Turkey and the U.S. are getting closer to an agreement on the details of a proposed safe zone in northeast Syria along the Turkish border, Turkey’s Foreign Minister Mevlut Cavusoglu revealed on May 2.
“We are close to reaching an agreement with Washington on the safe zone in Syria … We want to establish a safe zone east of the Euphrates River after the withdrawal of the majority of U.S. forces from the country,” Cavusoglu said responding to a question at a news conference about Turkish talks this week with the U.S. special envoy for Syria, according to RT.
Regarding the recent phone call between Turkey’s President Recep Tayyip Erdogan and U.S. President Donald Trump, Cavusoglu said that all the joint issues where discussed during the call in “a positive atmosphere.” The minister added that Trump may visit Ankara next summer.
Northeastern Syria is controlled by a US-backed group known as the Syrian Democratic Forces (SDF). The group’s core is the Kurdish People’s Protection Units (YPG) and even elements of the Kurdistan Workers’ Party (PKK). Due to this, Ankara views the group as a threat to its national security.

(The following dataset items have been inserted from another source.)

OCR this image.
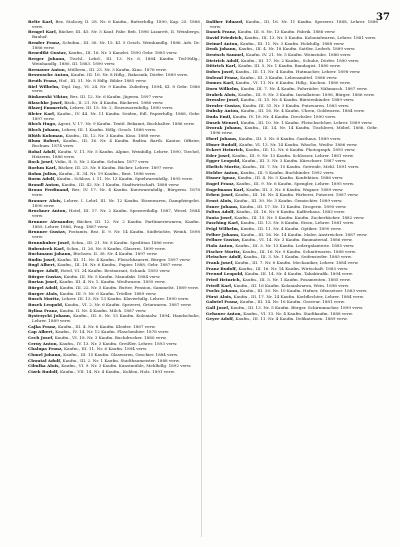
37

Belte Karl, Bez. Stoliczy, II. 28. Nr. 6 Kaufm., Butterhdlg. 1890, Kap. 25. 1886 verw.

Bengel Karl, Bäcker, III. 45. Nr. 5 Kauf. Fabr. Beb. 1896 Lazarett, II. Weinbergs, Bauhof.

Bender Franz, Schuhm., III. 36. Nr. 15. Kl. 5 Gesch. Weinhandlg. 1886. Arb. Dr. 1886 verw.

Benedikt Gustav, Kaufm., III. 16. Nr. 3 Kanzlei. 1890 Gebr. 1885 verw.

Berger Johann, Tischl., Lehrl., III. 13. Nr. 6. 1884 Kaufm. Teil-Hdlg., Weinhandlg. 1880, III. 1883. 1890 verw.

Bernauer Anton, Müllerm., III. 23. Nr. 3 Kaufm. Kino. 1876 verw.

Beswosche Anton, Kaufm. III. 16. Nr. 8 Hdlg., Rakosnik, Dörfer. 1889 verw.

Beuth Franz, Hof., III. 51. Nr. 8 Hdlg. Bilder 1885 verw.

Biel Wilhelm, Dipl. Ing., VI. 24. Nr. 9 Kaufm. Zulieferg. 1894, Kl. 8 Gebr. 1886 verw.

Binkowski Viktor, Bez. III. 12. Nr. 6 Kaufm. Jägerm. 1897 verw.

Blaschke Josef, Bäck., II. 21. Nr. 4 Kaufm. Bäckerei. 1886 verw.

Blazej Emmerich, Lehrer, III. 15. Nr. 2. Eisenwarenhdlg. 1890 verw.

Bleier Karl, Kaufm., IV. 44. Nr. 11 Kaufm. Seiden, Edl. Papierhdlg. 1888, Gebr. 1897 verw.

Bloch Hugo, Agent, V. 17. Nr. 9 Kaufm. Textil. Bekannt, Buchhalter. 1886 verw.

Bloch Johann, Lehrer, III. 1 Kaufm. Hdlg. Gesch. 1888 verw.

Blüth Koloman, Kaufm., III. 12. Nr. 3 Kaufm. Kino. 1888 verw.

Blum Robert, Kaufm., III. 16. Nr. 4 Kaufm. Radtm. Barth. Kantor, Offizier, Bochum. 1874 verw.

Bobal Adolf, Kaufm. V. 11. Nr. 5 Kaufm. Alpine, Weinhdlg. Lehrer. 1890, Tiechel, Heizerm. 1886 verw.

Bock Josef, Vidin, II. 8. Nr. 2 Kaufm. Schuhm. 1877 verw.

Boehm Karl, Bäcker, III. 23. Nr. 8 Kaufm. Bäcker, Lehrer. 1897 verw.

Bohm Julius, Kaufm., II. 34. Nr. 19 Kaufm., Brot. 1896 verw.

Borm Adolf, Kaufm., Schloss. I. 11. Nr. 13 Kaufm. Spielwarenhdlg. 1895 verw.

Brandl Anton, Kaufm., III. 42. Nr. 1 Kaufm. Stadtwirtschaft. 1888 verw.

Braun Ferdinand, Bez. IV. 17. Nr. 4 Kaufm. Kurzwarenhdlg., Bürgerm. 1878 verw.

Brauner Alois, Lehrer, I. Lehrl. III. Nr. 12 Kaufm. Eisenwaren, Dampfziegelei. 1890 verw.

Bruckner Anton, Hotel, III. 17. Nr. 2 Kaufm. Spezereihdlg. 1887, Wesel. 1884 verw.

Brunner Alexander, Bäcker, III. 12. Nr. 2 Kaufm. Parfümeriewaren, Kaufm. 1885, Lehrer 1886, Prag. 1887 verw.

Brunner Gustav, Postamts. Bez. II. 9. Nr. 14 Kaufm. Südfrüchte, Weinh. 1898 verw.

Brunnhuber Josef, Schm., III. 21. Nr. 8 Kaufm. Spedition 1886 verw.

Bubenicek Karl, Schm., II. 26. Nr. 8 Kaufm. Glaserei. 1899 verw.

Buchmann Johann, Büchsen. II. 38. Nr. 4 Kaufm. 1897 verw.

Budin Josef, Kaufm. III. 11. Nr. 4 Kaufm., Fleischhauerei. Bürger. 1897 verw.

Bugl Albert, Kaufm., III. 18. Nr. 6 Kaufm., Papier. 1888, Gebr. 1887 verw.

Bürger Adolf, Hotel, VI. 24 Kaufm. Restaurant, Schank. 1893 verw.

Bürger Gustav, Kaufm. III. Nr. 5 Kaufm. Manufakt. 1884 verw.

Burian Josef, Kaufm. III. 4. Nr. 1. Kaufm. Weißwaren. 1895 verw.

Bürgel Adolf, Kaufm. III. 22. Nr. 5 Kaufm. Butter. Pension, Sammelst. 1889 verw.

Burger Alois, Kaufm. III. 9. Nr. 6 Kaufm. Trödler. 1889 verw.

Busch Moritz, Lehrer. III. 13. Nr. 13 Kaufm. Klavierhdlg. Lehrer. 1890 verw.

Busek Leopold, Kaufm., VI. 2. Nr. 6 Kaufm. Spezerei, Grünwaren. 1887 verw.

Bylina Franz, Kaufm. II. Nr. 4 Kaufm. Milch. 1887 verw.

Bystrzycki Johann, Kaufm., III. 6. Nr. 15 Kaufm. Kolonialw. 1894, Handschuhe, Lehrer. 1889 verw.

Cajka Franz, Kaufm., III. 4. Nr. 6 Kaufm. Kleider. 1887 verw.

Cap Albert, Kaufm., IV. 14. Nr. 12 Kaufm. Flaschenbier. 1878 verw.

Cech Josef, Kaufm., VI. 18. Nr. 3 Kaufm. Buchdrucker. 1880 verw.

Cerny Anton, Kaufm., IV. 13. Nr. 3 Kaufm. Greißler, Lehrer. 1893 verw.

Chalupa Franz, Kaufm., III. 11. Nr. 6 Kaufm. 1894 verw.

Chmel Johann, Kaufm., III. 15 Kaufm. Glaswaren, Geschirr. 1884 verw.

Chwatal Adolf, Kaufm., III. 2. Nr. 1 Kaufm. Stadtbaumeister. 1888 verw.

Cibulka Alois, Kaufm., VI. 9. Nr. 3 Kaufm. Kunstmühle, Mehlhdlg. 1892 verw.

Cizek Rudolf, Kaufm., VII. 14. Nr. 4 Kaufm., Kohlen, Holz. 1891 verw.

Daliber Eduard, Kaufm., III. 16. Nr. 11 Kaufm. Spezerei. 1888, Lehrer. 1886 verw.

Danek Franz, Kaufm. III. 6. Nr. 13 Kaufm. Fabrik. 1886 verw.

David Friedrich, Kaufm., III. 13. Nr. 5 Kaufm. Kolonialwaren, Lehrer. 1881 verw.

Deimel Anton, Kaufm., III. 11. Nr. 3 Kaufm. Holzhdlg. 1888 verw.

Denk Johann, Kaufm., III. 4. Nr. 18 Kaufm. Sattler, Lederh. 1889 verw.

Deutsch Samuel, Kaufm. IV. 21. Nr. 5 Kaufm. Weinstube. 1886 verw.

Dietrich Adolf, Kaufm., III. 17. Nr. 2 Kaufm., Schuhe, Dörfer. 1890 verw.

Dittrich Karl, Kaufm. III. 5. Nr. 1 Kaufm. Bandagist. 1880 verw.

Dobes Josef, Kaufm., III. 11. Nr. 4 Kaufm. Hutmacher, Lehrer. 1898 verw.

Dolezal Franz, Kaufm., III. 3 Kaufm. Lebensmittel. 1886 verw.

Domes Karl, Kaufm., VI. 11. Nr. 6 Kaufm. Hdlg., Kuchen. 1880 verw.

Dorn Wilhelm, Kaufm. III. 7. Nr. 4 Kaufm. Fahrräder, Nähmasch. 1887 verw.

Drabek Alois, Kaufm., III. 9. Nr. 3 Kaufm. Installateur. 1896, Bürger. 1886 verw.

Dressler Josef, Kaufm., II. 15. Nr. 4 Kaufm. Bürstenbinder. 1889 verw.

Drexler Gustav, Kaufm. III. 31. Nr. 3 Kaufm. Putzwaren. 1883 verw.

Dubsky Anton, Kaufm., III. 16. Nr. 4 Kaufm. Uhren, Goldwaren. 1884 verw.

Duda Emil, Kaufm. IV. 18. Nr. 4 Kaufm. Drechsler. 1890 verw.

Dusek Wenzel, Kaufm., III. 10. Nr. 1 Kaufm. Fleischselcher, Lehrer. 1889 verw.

Dvorak Johann, Kaufm., III. 14. Nr. 14 Kaufm. Tischlerei, Möbel. 1886, Gebr. 1896 verw.

Eberl Johann, Kaufm., III. 3. Nr. 6 Kaufm. Gasthaus. 1889 verw.

Ebner Rudolf, Kaufm. VI. 13. Nr. 14 Kaufm. Wäsche, Weißw. 1886 verw.

Eckert Heinrich, Kaufm., III. 12. Nr. 6 Kaufm. Photograph. 1893 verw.

Eder Josef, Kaufm., III. 9. Nr. 13 Kaufm. Schlosser, Lehrer. 1881 verw.

Egger Leopold, Kaufm., III. 3. Nr. 3 Kaufm. Kürschner. 1887 verw.

Ehrlich Moritz, Kaufm., III. 7. Nr. 15 Kaufm. Getreide, Mehl. 1891 verw.

Eichler Anton, Kaufm., III. 5 Kaufm. Buchbinder. 1892 verw.

Eisner Ignaz, Kaufm., III. 4. Nr. 3 Kaufm. Konfektion. 1886 verw.

Engel Franz, Kaufm., III. 9. Nr. 6 Kaufm. Spengler, Lehrer. 1895 verw.

Engelmann Karl, Kaufm. III. 3. Nr. 6 Kaufm. Wagner. 1889 verw.

Erben Josef, Kaufm., III. 16. Nr. 4 Kaufm. Färberei, Putzerei. 1887 verw.

Ernst Alois, Kaufm., III. 30. Nr. 3 Kaufm. Gemischtw. 1889 verw.

Exner Johann, Kaufm., III. 17. Nr. 13 Kaufm. Drogerie. 1890 verw.

Faltus Adolf, Kaufm., III. 16. Nr. 6 Kaufm. Kaffeehaus. 1883 verw.

Fanta Josef, Kaufm., III. 15. Nr. 5 Kaufm. Kaufm. Zuckerbäcker. 1882 verw.

Fasching Karl, Kaufm., III. 13. Nr. 8 Kaufm. Eisen, Lehrer. 1881 verw.

Feigl Wilhelm, Kaufm., III. 11. Nr. 4 Kaufm. Optiker. 1890 verw.

Felber Johann, Kaufm., III. 16. Nr. 14 Kaufm. Maler, Anstreicher. 1887 verw.

Fellner Gustav, Kaufm., VI. 14. Nr. 3 Kaufm. Baumaterial. 1886 verw.

Fiala Anton, Kaufm., III. 3. Nr. 13 Kaufm. Ledergalanterie. 1885 verw.

Fischer Moritz, Kaufm., III. 16. Nr. 9 Kaufm. Schnittwaren. 1888 verw.

Fleischer Adolf, Kaufm., III. 3. Nr. 1 Kaufm. Seifensieder. 1885 verw.

Frank Josef, Kaufm., III. 7. Nr. 6 Kaufm. Mechaniker, Lehrer. 1884 verw.

Franz Rudolf, Kaufm., III. 16. Nr. 14 Kaufm. Wirtschaft. 1883 verw.

Freund Leopold, Kaufm. III. 14. Nr. 4 Kaufm. Tabaktrafik. 1894 verw.

Fried Heinrich, Kaufm., III. 5. Nr. 1 Kaufm. Posamenten. 1885 verw.

Friedl Karl, Kaufm., III. 16 Kaufm. Kolonialwaren, Wein. 1898 verw.

Fuchs Johann, Kaufm., III. 30. Nr. 10 Kaufm. Hafner, Ofensetzer. 1883 verw.

Fürst Alois, Kaufm., III. 17. Nr. 14 Kaufm. Korbflechter, Lehrer. 1884 verw.

Gabriel Franz, Kaufm., III. 14. Nr. 16 Kaufm. Graveur. 1881 verw.

Gall Josef, Kaufm., III. 13. Nr. 5 Kaufm. Bürger. Schirmmacher. 1899 verw.

Gebauer Anton, Kaufm., VI. 13. Nr. 4 Kaufm. Stadtkaufm. 1888 verw.

Geyer Adolf, Kaufm., III. 11. Nr. 4 Kaufm. Delikatessen. 1889 verw.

In an attempt to ensure Turkey’s concerns, the U.S. has been working to establish a safe zone in northeastern Syria in cooperation with other NATO countries. However, the plan didn’t please Ankara, whose defense minister insisted on several occasions that any safe zone in the region should be controlled by the Turkish military only.
The SDF will not likely hand over its positions along the border to the Turkish military. However, the U.S. may be planing to force both sides to share the control of the region. Such a solution would cement long-term U.S. military presence in Syria.